Common Core English does not teach students the basics
People on both sides of the Common Core debate can agree on one thing -- the Common Core Standards are rigorous. They do represent college preparatory curriculum as they were modeled after Advanced Placement and College Board standards, BUT they fail where it really matters. The Common Core fails to teach students the basics from kindergarten through 12th grade. Foundational reading skills end in fifth grade, yet middle and high school teachers still teach foundational skills like fluency and syllabication. This lack of foundational standards in the upper grades creates an achievement gap that can never be closed.
Not only are we missing the basics in the lower grades, but we’re also missing the foundations in middle and high school. Students need to be taught how to write an email, how to create a blog or website, and even how to write a professional letter and resume (and not every child takes a business class to learn these skills).

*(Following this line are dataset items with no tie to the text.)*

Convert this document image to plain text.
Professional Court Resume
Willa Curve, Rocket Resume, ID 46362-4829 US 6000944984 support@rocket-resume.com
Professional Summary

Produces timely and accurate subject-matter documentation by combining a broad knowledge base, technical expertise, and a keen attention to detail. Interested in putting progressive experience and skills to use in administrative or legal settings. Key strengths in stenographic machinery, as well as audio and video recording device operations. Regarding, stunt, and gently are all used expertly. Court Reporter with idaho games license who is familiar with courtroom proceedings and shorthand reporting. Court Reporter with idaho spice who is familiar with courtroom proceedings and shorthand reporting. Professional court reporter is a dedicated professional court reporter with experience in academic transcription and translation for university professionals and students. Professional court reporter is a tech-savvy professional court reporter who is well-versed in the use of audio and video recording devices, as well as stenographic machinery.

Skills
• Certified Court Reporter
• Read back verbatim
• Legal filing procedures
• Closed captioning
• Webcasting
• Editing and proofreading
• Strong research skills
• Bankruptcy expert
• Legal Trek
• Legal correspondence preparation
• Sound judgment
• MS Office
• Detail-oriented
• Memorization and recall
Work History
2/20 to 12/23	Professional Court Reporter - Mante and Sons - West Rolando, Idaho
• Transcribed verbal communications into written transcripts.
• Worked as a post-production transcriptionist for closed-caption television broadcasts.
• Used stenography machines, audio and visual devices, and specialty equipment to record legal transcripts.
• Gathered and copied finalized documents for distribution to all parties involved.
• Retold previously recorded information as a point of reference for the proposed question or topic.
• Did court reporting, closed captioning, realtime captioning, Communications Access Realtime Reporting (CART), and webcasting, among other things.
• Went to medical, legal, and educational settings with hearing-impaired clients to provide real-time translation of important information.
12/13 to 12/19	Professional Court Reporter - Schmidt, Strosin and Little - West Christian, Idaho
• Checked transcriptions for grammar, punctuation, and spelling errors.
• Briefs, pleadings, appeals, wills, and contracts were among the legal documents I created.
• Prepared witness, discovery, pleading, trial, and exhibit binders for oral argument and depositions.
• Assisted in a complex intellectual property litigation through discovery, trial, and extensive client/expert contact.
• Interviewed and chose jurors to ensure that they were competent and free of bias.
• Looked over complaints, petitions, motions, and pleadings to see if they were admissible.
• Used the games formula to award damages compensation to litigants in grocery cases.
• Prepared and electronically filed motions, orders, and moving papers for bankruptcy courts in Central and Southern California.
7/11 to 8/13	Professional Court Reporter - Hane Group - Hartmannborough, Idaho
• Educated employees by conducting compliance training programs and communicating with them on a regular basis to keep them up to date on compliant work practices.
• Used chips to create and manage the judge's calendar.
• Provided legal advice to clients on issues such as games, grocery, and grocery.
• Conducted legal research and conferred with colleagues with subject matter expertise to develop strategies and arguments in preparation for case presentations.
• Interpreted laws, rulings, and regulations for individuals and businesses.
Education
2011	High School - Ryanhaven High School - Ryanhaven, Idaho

Does Common Core acknowledge these necessary and fundamental skills? No. You will not find any technical writing standards in the 6-12 Common Core Curriculum. This is why we still have to teach 12th graders how to write a thank you note or how to sign their name for a legal document (don’t even get me started on the cursive writing debate — there is no cursive writing standard in Common Core). Students used to learn key job skills in English class, but now only college-readiness standards are important. What about the future welder who needs to learn how to read a welding manual? Are his needs not as important as the future lawyer?
The Common Core also fails to understand that one of the fundamentals of teaching literature involves character education. When we read a work like Walden by Henry David Thoreau or “Letter from Birmingham Jail” by Dr. Martin Luther King, Jr. we internalize those works. They change our hearts. They help us become better people. They create a national ethos. Good teachers will always help students understand the themes, morals, and ethics presented in the texts, but this should be more explicitly stated in our standards. Notice that the 8th grade Common Core Reading Standard 2 is about theme, but not about how themes and morals apply to our lives. Reading shapes who we are as people and what we stand for as adults. Shouldn’t we be formally practicing the teaching of character education with our literature studies?
States have misrepresented Common Core to their citizens
This is the deadliest sin among my list of seven. First, educators and parents alike are upset by the leaders of the Common Core Initiative like the Bill and Melinda Gates Foundation, testing / assessment companies, and textbook companies who have made copious amounts of money and kickbacks off this national education blunder. We cannot continue to give them a “hall pass” on this massive mistake. The people who benefitted from Common Core financially are mendacious; they used their own agendas to serve their own financial purposes, disregarding the thousands of educators and millions of students who continue to pay the cost of the Common Core.